Heiko Krögers Hoffnung auf die Titelverteidigung, Jens Kroker will überraschen
Nationaltrainer Zirkelbach, der das Team mit Christian Bittner betreut, erwartet von seinen Seglern gute Ergebnisse, sagt aber auch: „Es wird sehr spannend werden, wie die anderen Nationen drauf sind, vor allem, weil nach den Paralympics viele aufgehört haben.“ Bei Heiko Kröger, aktueller Weltmeister im 2.4mR, hofft Zirkelbach auf einen Platz auf dem Treppchen, wenngleich der Paralympics-Sieger von 2000 und Silbermedaillengewinner von 2012 nach den mit einem sechsten Platz enttäuschend verlaufenden Paralympics in Rio bekanntgegeben hatte, künftig weniger Wassertage haben zu wollen. In seinem Heimat-Revier Kiel wird er auf die gesamte Welt-Elite treffen.

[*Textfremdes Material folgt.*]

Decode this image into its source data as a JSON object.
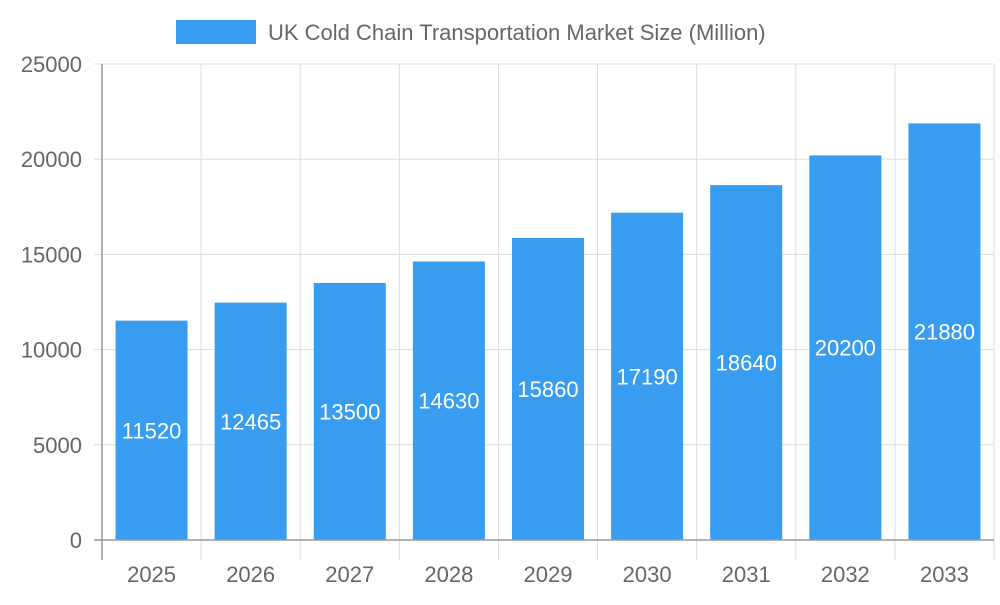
{
  "chart_data": {
    "type": "bar",
    "title": "",
    "xlabel": "",
    "ylabel": "",
    "legend": {
      "placement": "top",
      "entries": [
        "UK Cold Chain Transportation Market Size (Million)"
      ]
    },
    "categories": [
      "2025",
      "2026",
      "2027",
      "2028",
      "2029",
      "2030",
      "2031",
      "2032",
      "2033"
    ],
    "series": [
      {
        "name": "UK Cold Chain Transportation Market Size (Million)",
        "values": [
          11520,
          12465,
          13500,
          14630,
          15860,
          17190,
          18640,
          20200,
          21880
        ]
      }
    ],
    "ylim": [
      0,
      25000
    ],
    "yticks": [
      "0",
      "5000",
      "10000",
      "15000",
      "20000",
      "25000"
    ],
    "grid": true,
    "data_labels": true,
    "colors": {
      "bar": "#389cf0",
      "grid": "#dddddd",
      "axis": "#999999",
      "text": "#666666",
      "label": "#ffffff"
    }
  }
}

Bernd Leopold Käther und Mathias Kortke malt Zirkelbach ebenfalls gute Chancen aus: „Mathias Kortke ist schon lange dabei und hat das Zeug für das vordere Drittel. Bernd Leopold Käther ist ein sehr erfahrener Segler und hat jetzt nach einem Schlaganfall wieder die Freude am Segelsport entdeckt.“
Die große Überraschung in Kiel dürfte aus deutscher Sicht Jens Kroker werden, der 2008 Paralympics-Sieger im Sonar war und 2000 und 2012 Silber geholt hatte. Er wird bei der WM in der Hansa303 starten, neben der Weta eine von zwei neuen Bootsklassen im Strategieplan, nachdem der Sonar möglicherweise nicht mehr zukunftsfähig sein wird im Wettkampfprogramm. „Wir haben extra spontan ein Boot angemietet, nachdem wir erst die Weta wollten“, erklärt Zirkelbach die plötzliche Umstellung, „Jens Kroker ist schon viele Boote gesegelt, daher setzen wir da voll auf seine Erfahrung, ohne zu wissen, was andere Nationen für Performances liefern können und was uns erwartet.“
Denn auch wenn Segeln 2020 erstmal nicht mehr im Paralympics-Programm ist, sieht Zirkelbach die WM schon als erste Möglichkeit, für 2024 neue Dinge auszuprobieren. „Diese Testphase brauchen wir auch, da wir wissen müssen, welche zwei Bootsklassen für Deutschland künftig relevant sind. Drei erachte ich finanziell gesehen als nicht möglich.“ Es dürfte also gleich aus mehreren Gründen spannend werden bei den Weltmeisterschaften im Para Segeln während der Kieler Woche.